The Hero With a Thousand Faces
(The Hero's Journey)
"...(the call of adventure is to) a forest, a kingdom underground, beneath the waves, or above the sky, a secret island, lofty mountaintop, or profound dream state; but it is always a place of strangely fluid and polymorphous beings, unimaginable torments, super human deeds, and impossible delight...
Refusal of the summons converts the adventure into its negative. Walled in boredom, hard work, or 'culture,' the subject loses the power of significant affirmative action and becomes a victim to be saved. His flowering world becomes a wasteland of dry stones and his life feels meaningless—even though...he may through titanic effort succeed in building an empire or renown. Whatever house he builds, it will be a house of death: a labyrinth of cyclopean walls to hide from him his minotaur. All he can do is create new problems for himself and await the gradual approach of his disintegration...

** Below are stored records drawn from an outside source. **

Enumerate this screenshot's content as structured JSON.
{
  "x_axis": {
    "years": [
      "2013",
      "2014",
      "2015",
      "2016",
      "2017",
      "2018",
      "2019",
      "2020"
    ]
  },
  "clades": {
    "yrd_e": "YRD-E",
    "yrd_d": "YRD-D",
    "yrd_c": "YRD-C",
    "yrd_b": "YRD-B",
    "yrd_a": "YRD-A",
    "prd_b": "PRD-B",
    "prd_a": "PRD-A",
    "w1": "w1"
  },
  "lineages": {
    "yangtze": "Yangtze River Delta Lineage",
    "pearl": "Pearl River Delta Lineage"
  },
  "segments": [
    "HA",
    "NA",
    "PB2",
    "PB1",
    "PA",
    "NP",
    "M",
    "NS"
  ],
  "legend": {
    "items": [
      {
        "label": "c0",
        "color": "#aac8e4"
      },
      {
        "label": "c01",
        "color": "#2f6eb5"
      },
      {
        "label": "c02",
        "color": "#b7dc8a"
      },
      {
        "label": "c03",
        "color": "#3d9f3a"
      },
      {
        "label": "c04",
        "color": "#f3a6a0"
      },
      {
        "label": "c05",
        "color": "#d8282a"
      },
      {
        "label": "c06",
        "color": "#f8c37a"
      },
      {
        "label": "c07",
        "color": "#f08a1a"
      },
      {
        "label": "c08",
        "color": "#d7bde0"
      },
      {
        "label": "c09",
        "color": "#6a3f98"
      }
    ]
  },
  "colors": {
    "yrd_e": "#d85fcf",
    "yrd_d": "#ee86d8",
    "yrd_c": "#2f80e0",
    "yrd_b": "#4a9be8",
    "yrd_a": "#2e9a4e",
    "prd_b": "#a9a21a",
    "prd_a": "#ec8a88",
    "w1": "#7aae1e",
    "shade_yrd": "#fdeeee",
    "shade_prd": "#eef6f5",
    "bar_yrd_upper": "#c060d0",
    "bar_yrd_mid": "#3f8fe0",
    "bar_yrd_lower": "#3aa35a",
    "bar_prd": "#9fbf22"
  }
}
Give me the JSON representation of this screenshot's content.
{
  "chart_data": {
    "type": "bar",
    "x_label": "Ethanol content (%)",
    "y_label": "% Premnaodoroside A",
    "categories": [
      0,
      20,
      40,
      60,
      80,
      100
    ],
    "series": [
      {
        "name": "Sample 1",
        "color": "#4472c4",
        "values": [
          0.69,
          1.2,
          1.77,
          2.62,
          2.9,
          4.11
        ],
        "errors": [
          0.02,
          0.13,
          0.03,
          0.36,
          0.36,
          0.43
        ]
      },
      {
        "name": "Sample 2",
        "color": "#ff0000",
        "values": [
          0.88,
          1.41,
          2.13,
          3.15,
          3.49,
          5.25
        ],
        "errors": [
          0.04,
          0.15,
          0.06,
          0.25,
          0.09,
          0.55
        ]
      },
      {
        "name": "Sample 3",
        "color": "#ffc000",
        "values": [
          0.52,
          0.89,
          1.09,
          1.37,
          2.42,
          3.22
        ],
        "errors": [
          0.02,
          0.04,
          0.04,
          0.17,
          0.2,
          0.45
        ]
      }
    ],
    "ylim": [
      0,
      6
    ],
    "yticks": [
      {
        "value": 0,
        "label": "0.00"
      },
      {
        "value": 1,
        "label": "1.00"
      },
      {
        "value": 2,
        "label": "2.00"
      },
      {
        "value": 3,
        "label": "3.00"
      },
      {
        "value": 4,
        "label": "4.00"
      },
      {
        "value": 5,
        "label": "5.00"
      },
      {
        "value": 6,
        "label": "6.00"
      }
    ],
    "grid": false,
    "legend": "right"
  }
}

For those who have not refused the call,
the first encounter of the hero journey is with a protective figure...who provides the adventurer with amulets against the dragon forces he is about to pass. What such a figure represents is the benign, protecting power of destiny...a reassurance—promise that the peace of Paradise... is not to be lost; that it supports the present and stands in the future as well as in the past...that though omnipotence may seem to be endangered by the threshold passages and life awakenings, protective power is always and ever present within or just behind the unfamiliar features of the world.
One has only to know and trust, and the ageless guardians will appear.
Having responded to his own call, and continuing to follow courageously as the consequences unfold, the hero finds all the forces of the unconscious at his side. Mother Nature herself supports the mighty task. And in so far as the hero's act coincides with that for which his society is ready, he seems to ride on the great rhythm of the historical process."